Periode berikutnya adalah sewaktu pusat peradaban  berada pada Gunung Dempo (Moyang Krakatau) di selat Sunda. Masa inilah (12.000 tahun lalu) yang disebut masa Atlantis. Saat itu Gunung Dempo, mendatangkan air Bah (Tsunami), dan orang-orang Atlantean/Sunda migrasi lagi ke berbagai negeri, termasuk ke Yunani, atau ke India.
Makanya tak heran banyak nama yang kembar antara Indonesia dan India.
Mari kita kembali ke Simalungun. Jadi nenek moyang kita tidak lahir atau timbul pada tahun 1200-an, bukan. Jika ingat kembali kisah penciptaan dan kelahiran manusia pertama versi tradisi kita (Hindu) dan yang masih bertahan di kampong kita maka akan mirip.
Kisah itu metafor. Tolong jangan ditafsirkan secara buta. Misal kita ambil kisah dari Toba, Si Boru Deak Parujar – feminim, adalah putri dari Betara Guru/Siva, yang menolak dinikahkan dengan putra Brahma yang Buruk Rupa. Maka ia turun ke benua/wanua bawah. Singkat cerita Ia meminta segenggam tanah ke Bapaknya-Siva. Maka jadilah BUMI.
Ini kisah metafor. Jika dirunut mulai Brahma yang sekarang menciptakan Bumi, maka Bumi telah berusia jutaan tahun.
Lalu mari memperhatikan Kisah Si Boru Deak Parujar yang dihubungkan dengan Si Raja Batak, lalu yang menurunkan marga-marga di tanah Batak ya, tidak klop/pas. Menafsirkan pohon silsilah “Orang Batak” harus berdasarkan tafsir BUDAYA. Tidak Politis.  Tidak akan sinkron, klop, atau cocok, senantiasa ada friksi.
Kembali ke falsafah Habonaron Do Bona. Falsafah ini similar dengan falsafah Bhinneka Tunggal Ika. Terlihat banyak, beragam, tetapi disatukan inti kehidupan yang sama. Terlihat banyak jalan yang memuja Tuhan, tetapi tujuannya SAMA.
Jadi lahirnya falsafah Habonaron Do Bona adalah berasal dari KESADARAN. Tidak ada lagi debat teologi di sana.
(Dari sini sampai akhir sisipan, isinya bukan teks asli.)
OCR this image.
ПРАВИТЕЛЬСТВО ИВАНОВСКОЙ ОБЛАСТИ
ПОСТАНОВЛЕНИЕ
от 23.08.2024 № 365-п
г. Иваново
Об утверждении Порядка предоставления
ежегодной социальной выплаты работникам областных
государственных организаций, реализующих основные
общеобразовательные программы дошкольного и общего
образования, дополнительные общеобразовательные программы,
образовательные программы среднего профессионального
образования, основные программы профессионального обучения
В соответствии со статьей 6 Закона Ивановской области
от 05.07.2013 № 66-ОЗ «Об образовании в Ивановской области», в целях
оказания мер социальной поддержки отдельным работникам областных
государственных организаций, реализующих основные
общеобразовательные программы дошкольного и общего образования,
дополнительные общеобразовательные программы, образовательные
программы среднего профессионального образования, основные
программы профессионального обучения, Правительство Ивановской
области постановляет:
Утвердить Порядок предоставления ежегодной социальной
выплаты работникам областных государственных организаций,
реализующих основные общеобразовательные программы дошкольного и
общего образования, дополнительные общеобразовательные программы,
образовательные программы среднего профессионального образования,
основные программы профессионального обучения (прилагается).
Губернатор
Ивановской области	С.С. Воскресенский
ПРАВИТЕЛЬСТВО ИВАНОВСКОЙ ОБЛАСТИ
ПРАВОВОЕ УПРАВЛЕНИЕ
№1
Sudah FINAL.
Kalau masih berkutat pada teologinya, ya silahkan saja. Kami Halak Simalungun sudah mencapai Kesadaran yang Tinggi. Tinggal orang/halak Simalungun sekarang mau atau tidak menyegarkan kembali ingatannya.
Dalam falsafah Habonaran Do Bona, manusia Simalungun sudah menyadari  kesatuan antara dunia tetumbuhan/hewan, manusia dan alam devata. Tidak ada lagi sekat-sekat. Di mana mana Tuhan itu ada. Di luar dan didalam diri mahkluk, Ia Maha melingkupi, Maha meresapi. Jadi tidak ada tempat dimana Ia tidak ada. Di Barat, Timur, Utara, Selatan, bawah, atas, semua Ia bertahta. Bahkan Ia lebih besar dan Semesta.
Inilah pemahaman saya.
Kurang lebih maaf jika ada kata atau kalimat yang berkenan.